Last fall, Fremont’s city council also changed their police department’s records retention policy, reducing the amount of time that investigative files of officer-involved shootings must be saved from 25 years down to 10. (Darwin BondGraham/KQED)
Last year, while state lawmakers were considering a landmark bill to open up previously confidential police misconduct records to the public, the city of Fremont quietly destroyed a large archive of papers, cassettes and computer files documenting over four decades of internal affairs investigations and citizen complaints.

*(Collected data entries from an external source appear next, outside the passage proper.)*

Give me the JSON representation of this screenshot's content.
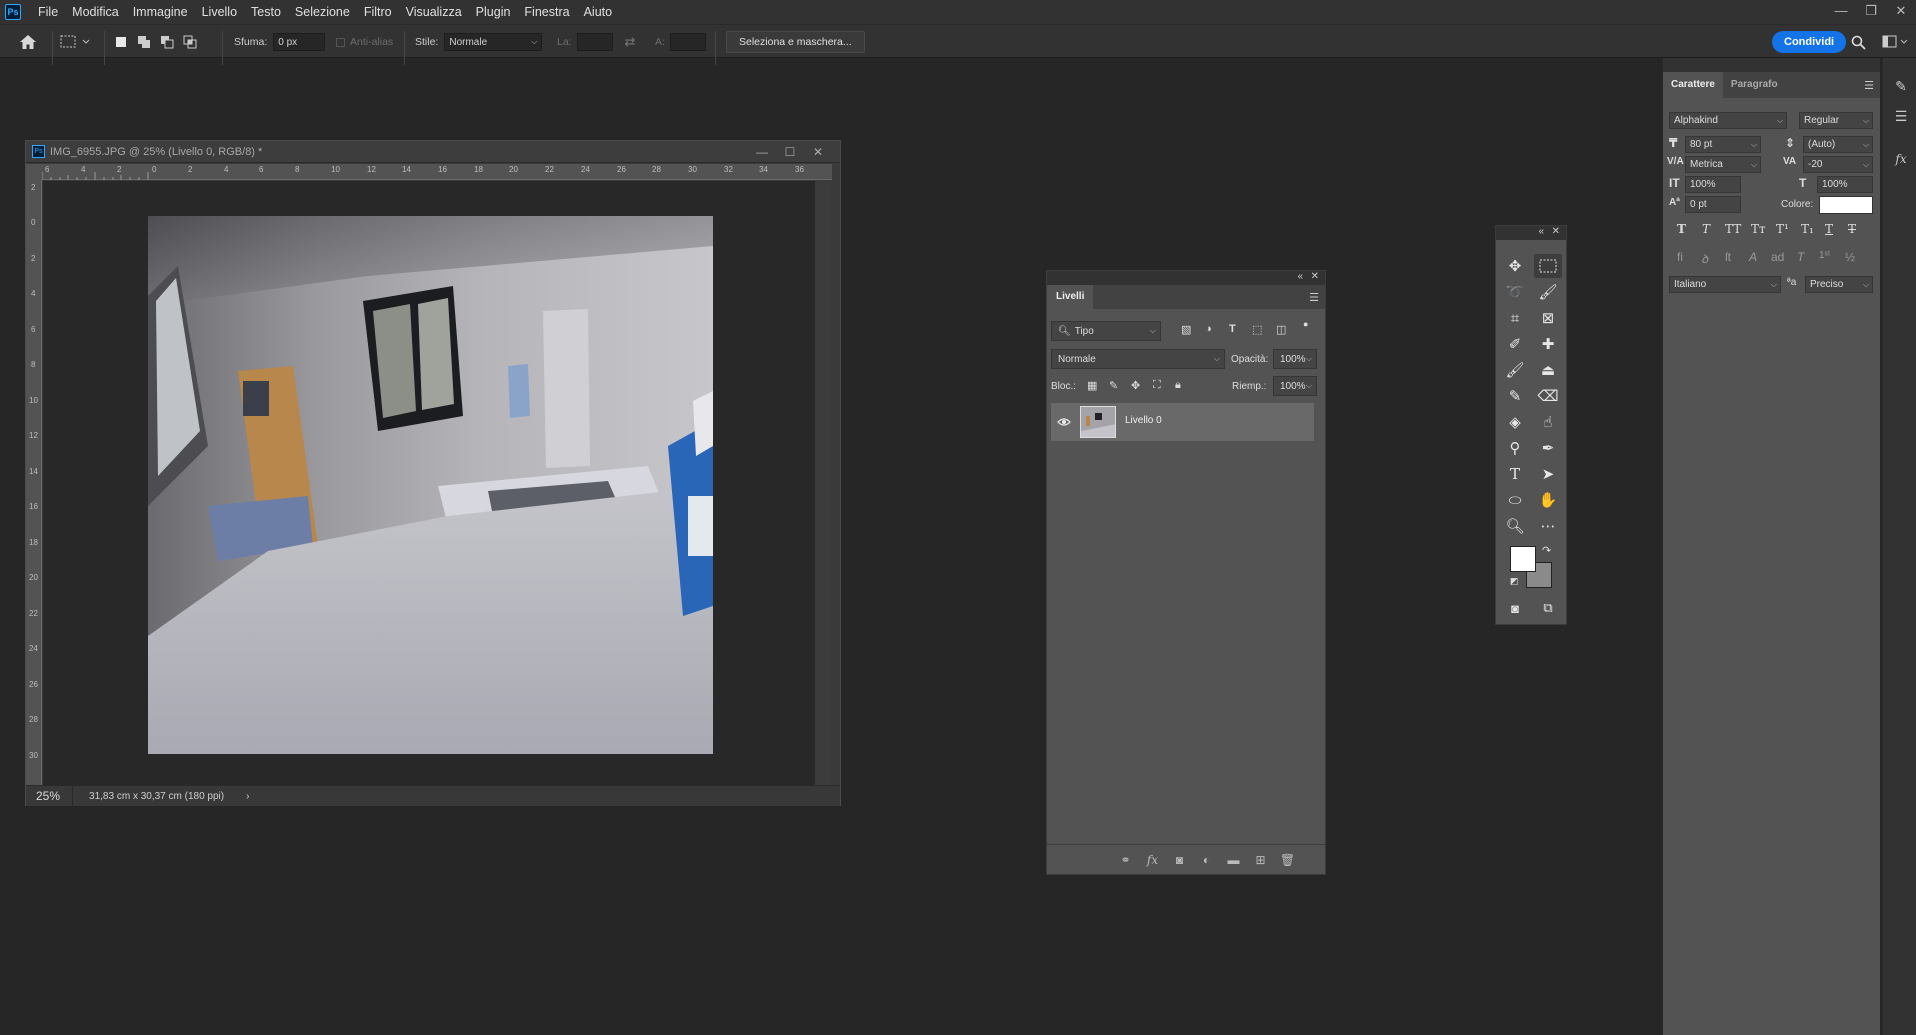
{
  "menubar": {
    "items": [
      "File",
      "Modifica",
      "Immagine",
      "Livello",
      "Testo",
      "Selezione",
      "Filtro",
      "Visualizza",
      "Plugin",
      "Finestra",
      "Aiuto"
    ],
    "controls": [
      "—",
      "❐",
      "✕"
    ]
  },
  "options": {
    "feather_label": "Sfuma:",
    "feather_value": "0 px",
    "antialias_label": "Anti-alias",
    "style_label": "Stile:",
    "style_value": "Normale",
    "width_label": "La:",
    "height_label": "A:",
    "select_mask_button": "Seleziona e maschera...",
    "share_button": "Condividi"
  },
  "document": {
    "title": "IMG_6955.JPG @ 25% (Livello 0, RGB/8) *",
    "ruler_h": [
      "6",
      "4",
      "2",
      "0",
      "2",
      "4",
      "6",
      "8",
      "10",
      "12",
      "14",
      "16",
      "18",
      "20",
      "22",
      "24",
      "26",
      "28",
      "30",
      "32",
      "34",
      "36"
    ],
    "ruler_v": [
      "2",
      "0",
      "2",
      "4",
      "6",
      "8",
      "10",
      "12",
      "14",
      "16",
      "18",
      "20",
      "22",
      "24",
      "26",
      "28",
      "30"
    ],
    "zoom": "25%",
    "doc_size": "31,83 cm x 30,37 cm (180 ppi)",
    "status_arrow": "›"
  },
  "layers": {
    "tab": "Livelli",
    "filter_value": "Tipo",
    "blend_mode": "Normale",
    "opacity_label": "Opacità:",
    "opacity_value": "100%",
    "lock_label": "Bloc.:",
    "fill_label": "Riemp.:",
    "fill_value": "100%",
    "layer_name": "Livello 0"
  },
  "character": {
    "tab_character": "Carattere",
    "tab_paragraph": "Paragrafo",
    "font_family": "Alphakind",
    "font_style": "Regular",
    "font_size": "80 pt",
    "leading": "(Auto)",
    "kerning": "Metrica",
    "tracking": "-20",
    "vertical_scale": "100%",
    "horizontal_scale": "100%",
    "baseline_shift": "0 pt",
    "color_label": "Colore:",
    "text_color": "#ffffff",
    "language": "Italiano",
    "antialias": "Preciso",
    "aa_symbol": "ªa"
  },
  "colors": {
    "accent": "#1473e6",
    "foreground": "#ffffff",
    "background": "#8a8a8a"
  }
}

It is not known if the destroyed records covered officer-involved shootings.
Last fall, Fremont’s City Council also changed the Police Department’s records retention policy, reducing the amount of time that investigative files of officer-involved shootings must be saved from 25 years to 10.

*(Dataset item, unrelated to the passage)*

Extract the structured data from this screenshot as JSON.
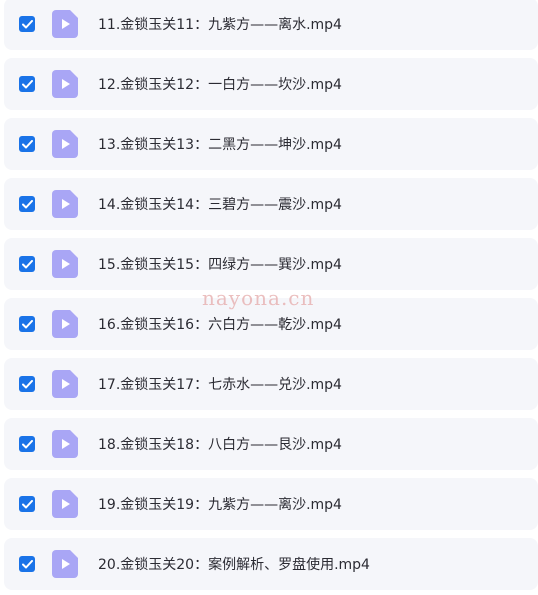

Fremont’s city attorney, city manager and Police Department did not respond to emails and phone calls seeking comment for this story.

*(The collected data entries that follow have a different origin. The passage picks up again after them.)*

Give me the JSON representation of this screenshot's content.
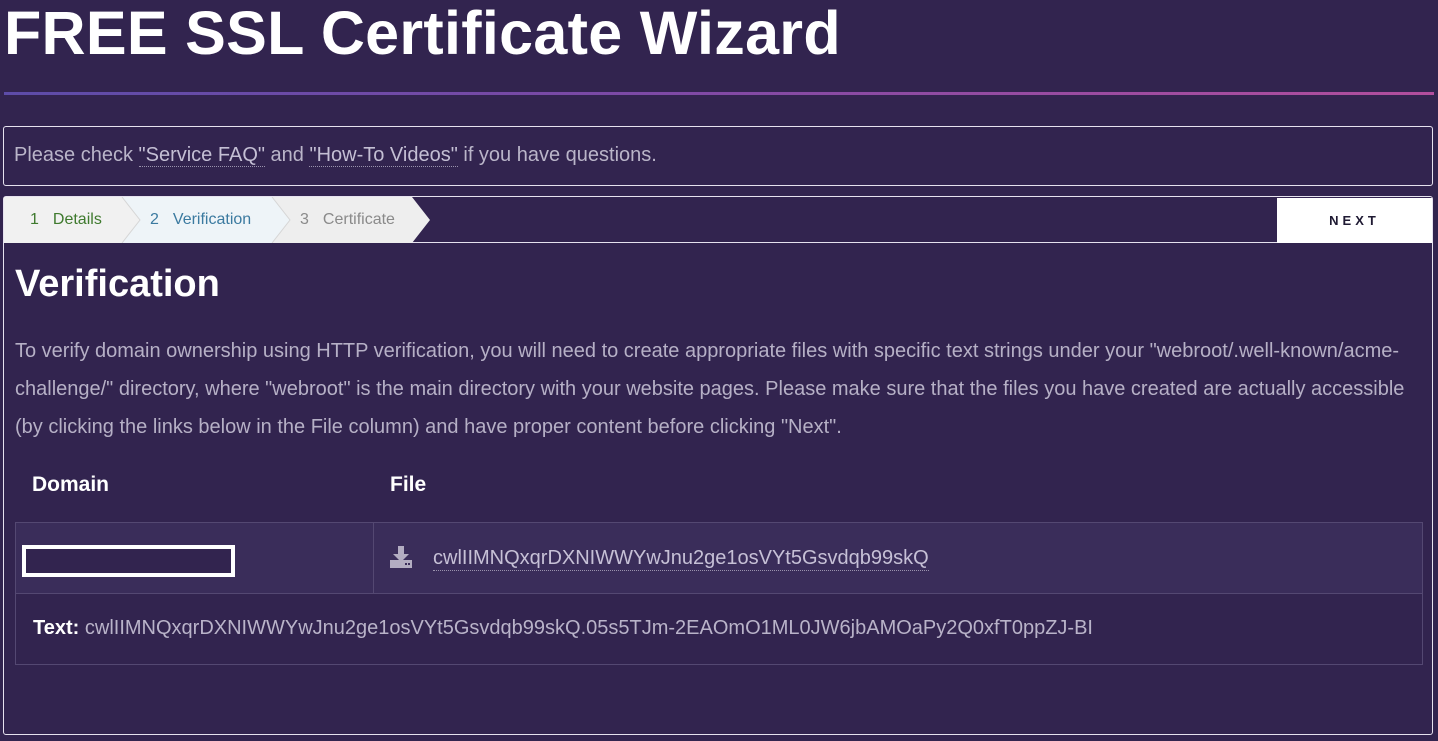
{
  "page": {
    "title": "FREE SSL Certificate Wizard"
  },
  "notice": {
    "prefix": "Please check ",
    "faq_link": "\"Service FAQ\"",
    "middle": " and ",
    "videos_link": "\"How-To Videos\"",
    "suffix": " if you have questions."
  },
  "steps": [
    {
      "num": "1",
      "label": "Details",
      "state": "done",
      "color": "#3f7a2e",
      "bg": "#f1f1f1"
    },
    {
      "num": "2",
      "label": "Verification",
      "state": "active",
      "color": "#3b7aa0",
      "bg": "#eef4f8"
    },
    {
      "num": "3",
      "label": "Certificate",
      "state": "pending",
      "color": "#8a8a8a",
      "bg": "#eeeeee"
    }
  ],
  "next_button": "NEXT",
  "section": {
    "title": "Verification",
    "intro": "To verify domain ownership using HTTP verification, you will need to create appropriate files with specific text strings under your \"webroot/.well-known/acme-challenge/\" directory, where \"webroot\" is the main directory with your website pages. Please make sure that the files you have created are actually accessible (by clicking the links below in the File column) and have proper content before clicking \"Next\"."
  },
  "table": {
    "headers": {
      "domain": "Domain",
      "file": "File"
    },
    "rows": [
      {
        "domain": "",
        "file_icon": "download-icon",
        "file_name": "cwlIIMNQxqrDXNIWWYwJnu2ge1osVYt5Gsvdqb99skQ",
        "text_label": "Text:",
        "text_value": "cwlIIMNQxqrDXNIWWYwJnu2ge1osVYt5Gsvdqb99skQ.05s5TJm-2EAOmO1ML0JW6jbAMOaPy2Q0xfT0ppZJ-BI"
      }
    ]
  },
  "colors": {
    "background": "#32244f",
    "rule_start": "#5d4ca8",
    "rule_end": "#b24e9d",
    "accent_white": "#ffffff"
  }
}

There’s no evidence Fremont violated any state laws or its own policies, but few other Bay Area cities have been as aggressive in purging police files.
But some find the city’s actions troubling.
“Fremont’s decision is problematic because the Legislature made a decision, they made specific findings that transparency around police shootings, uses of force and incidents of serious misconduct is necessary to building public trust,” said Peter Bibring, director of police practices for the American Civil Liberties Union of California.
Lawmakers passed SB 1421 in August. The law allows public access to previously confidential police records about use of force incidents resulting in great bodily harm and confirmed cases of sexual assault or dishonesty by an officer.